Our Allergy Journey

When our daughter was born, she was a pretty average baby healthwise...she was on the small side but nothing to be worried about and she stayed on her growth curve so there were no concerns. At around four months, she developed a lingering, persistent cough and a red, flaky patch on her chest that dismissed as 'normal' by pretty much every GP we saw (and there were many!). When we started weaning, she seemed to like food but before long she started experiencing vomiting episodes and her cough became even more pronounced and she would get rashes after eating, but not hives. 

Having been fully breastfed since birth, she had never experienced any kind of reflux before but we told the sickness whilst troublesome for us, wasn't a problem for her and her the red patch on her skin was 'just' baby eczema and she'd likely outgrow it. As she moved onto more solid foods, the sickness worsened until it was a daily occurrence. We didn't know much about allergies then but actually assumed it couldn't be that, as it didn't seem to happen with a specific food and, we assumed, she couldn't be allergic to everything, could she?!

At around 18 months, in peak Covid lockdown, she tasted a tiny amount of pistachio ice cream and immediately coughed until she vomited and her eye quickly swelled up. We were actually petrified of taking her to A&E at the time due to all the horror stories in the press and thankfully she responded well to Piraton but she was eventually tested for nut and peanut allergies and diagnosed with both and prescribed EpiPens for the first time. Whilst we avoided nuts, she continued to experience the vomiting episodes daily and we saw multiple private consultants none of whom seemed to be able to identify the cause. 

Eventually, a doctor suggested a full allergy screening and she was finally diagnosed with allergies to fish, shellfish, sesame, kiwi, nuts, peanuts, raw egg, dust mites and more. We went on to exclude those foods and the sickness episodes decreased significantly but she continued to experience reactions to new foods and was at the age she could describe what was happening to her and could tell us her mouth was itchy, her throat was hurting or her ears were itchy and at this age she also started to get hives for the first time during reactions. We have since identified pumpkin, cherries, pea protein, chickpea and lentils as further allergens. 

Her eczema has continued to worsen from the small patch on her chest and we have experienced many severe flare ups, but it finally seems to be more manageable (unless she's unwell and everything goes to pot!). She also continues to suffer from suspected asthma, and this combination reflects what we now know doctors refer to as 'the allergic march'.

She experienced anaphylaxis for the first time when she was five, which was utterly terrifying but we're so glad we had her EpiPens with us, and they worked quickly. As a parent, no one wants to see their child in that situation but I'm also all too aware that not all parents get to see their child recover and the fear remains that she will experience another serious reaction at some point. 

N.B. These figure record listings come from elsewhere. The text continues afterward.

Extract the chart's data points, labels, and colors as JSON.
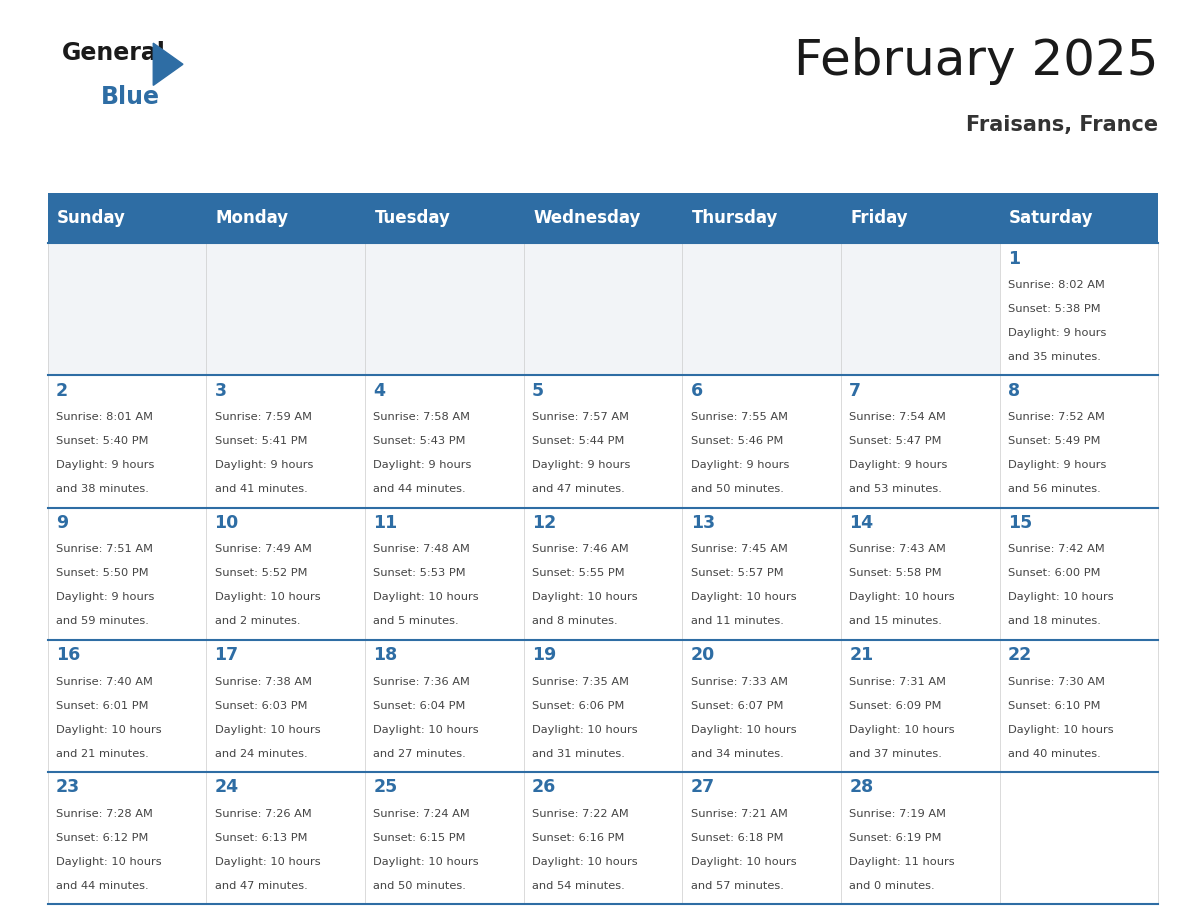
{
  "title": "February 2025",
  "subtitle": "Fraisans, France",
  "days_of_week": [
    "Sunday",
    "Monday",
    "Tuesday",
    "Wednesday",
    "Thursday",
    "Friday",
    "Saturday"
  ],
  "header_bg": "#2e6da4",
  "header_text": "#ffffff",
  "day_num_color": "#2e6da4",
  "text_color": "#333333",
  "line_color": "#2e6da4",
  "calendar_data": [
    [
      null,
      null,
      null,
      null,
      null,
      null,
      {
        "day": 1,
        "sunrise": "8:02 AM",
        "sunset": "5:38 PM",
        "daylight": "9 hours and 35 minutes."
      }
    ],
    [
      {
        "day": 2,
        "sunrise": "8:01 AM",
        "sunset": "5:40 PM",
        "daylight": "9 hours and 38 minutes."
      },
      {
        "day": 3,
        "sunrise": "7:59 AM",
        "sunset": "5:41 PM",
        "daylight": "9 hours and 41 minutes."
      },
      {
        "day": 4,
        "sunrise": "7:58 AM",
        "sunset": "5:43 PM",
        "daylight": "9 hours and 44 minutes."
      },
      {
        "day": 5,
        "sunrise": "7:57 AM",
        "sunset": "5:44 PM",
        "daylight": "9 hours and 47 minutes."
      },
      {
        "day": 6,
        "sunrise": "7:55 AM",
        "sunset": "5:46 PM",
        "daylight": "9 hours and 50 minutes."
      },
      {
        "day": 7,
        "sunrise": "7:54 AM",
        "sunset": "5:47 PM",
        "daylight": "9 hours and 53 minutes."
      },
      {
        "day": 8,
        "sunrise": "7:52 AM",
        "sunset": "5:49 PM",
        "daylight": "9 hours and 56 minutes."
      }
    ],
    [
      {
        "day": 9,
        "sunrise": "7:51 AM",
        "sunset": "5:50 PM",
        "daylight": "9 hours and 59 minutes."
      },
      {
        "day": 10,
        "sunrise": "7:49 AM",
        "sunset": "5:52 PM",
        "daylight": "10 hours and 2 minutes."
      },
      {
        "day": 11,
        "sunrise": "7:48 AM",
        "sunset": "5:53 PM",
        "daylight": "10 hours and 5 minutes."
      },
      {
        "day": 12,
        "sunrise": "7:46 AM",
        "sunset": "5:55 PM",
        "daylight": "10 hours and 8 minutes."
      },
      {
        "day": 13,
        "sunrise": "7:45 AM",
        "sunset": "5:57 PM",
        "daylight": "10 hours and 11 minutes."
      },
      {
        "day": 14,
        "sunrise": "7:43 AM",
        "sunset": "5:58 PM",
        "daylight": "10 hours and 15 minutes."
      },
      {
        "day": 15,
        "sunrise": "7:42 AM",
        "sunset": "6:00 PM",
        "daylight": "10 hours and 18 minutes."
      }
    ],
    [
      {
        "day": 16,
        "sunrise": "7:40 AM",
        "sunset": "6:01 PM",
        "daylight": "10 hours and 21 minutes."
      },
      {
        "day": 17,
        "sunrise": "7:38 AM",
        "sunset": "6:03 PM",
        "daylight": "10 hours and 24 minutes."
      },
      {
        "day": 18,
        "sunrise": "7:36 AM",
        "sunset": "6:04 PM",
        "daylight": "10 hours and 27 minutes."
      },
      {
        "day": 19,
        "sunrise": "7:35 AM",
        "sunset": "6:06 PM",
        "daylight": "10 hours and 31 minutes."
      },
      {
        "day": 20,
        "sunrise": "7:33 AM",
        "sunset": "6:07 PM",
        "daylight": "10 hours and 34 minutes."
      },
      {
        "day": 21,
        "sunrise": "7:31 AM",
        "sunset": "6:09 PM",
        "daylight": "10 hours and 37 minutes."
      },
      {
        "day": 22,
        "sunrise": "7:30 AM",
        "sunset": "6:10 PM",
        "daylight": "10 hours and 40 minutes."
      }
    ],
    [
      {
        "day": 23,
        "sunrise": "7:28 AM",
        "sunset": "6:12 PM",
        "daylight": "10 hours and 44 minutes."
      },
      {
        "day": 24,
        "sunrise": "7:26 AM",
        "sunset": "6:13 PM",
        "daylight": "10 hours and 47 minutes."
      },
      {
        "day": 25,
        "sunrise": "7:24 AM",
        "sunset": "6:15 PM",
        "daylight": "10 hours and 50 minutes."
      },
      {
        "day": 26,
        "sunrise": "7:22 AM",
        "sunset": "6:16 PM",
        "daylight": "10 hours and 54 minutes."
      },
      {
        "day": 27,
        "sunrise": "7:21 AM",
        "sunset": "6:18 PM",
        "daylight": "10 hours and 57 minutes."
      },
      {
        "day": 28,
        "sunrise": "7:19 AM",
        "sunset": "6:19 PM",
        "daylight": "11 hours and 0 minutes."
      },
      null
    ]
  ]
}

Life with allergies is certainly not what we had envisioned, and it has impacted almost every area of our lives. There's a level of anxiety that is ever present, that I think only other allergy parents can understand but in her relatively short life-time, so much has changed - allergy awareness is much higher and there are emerging treatments so whilst I'm anxious about her future, I am optimistic that it will be better than we can believe it would be today.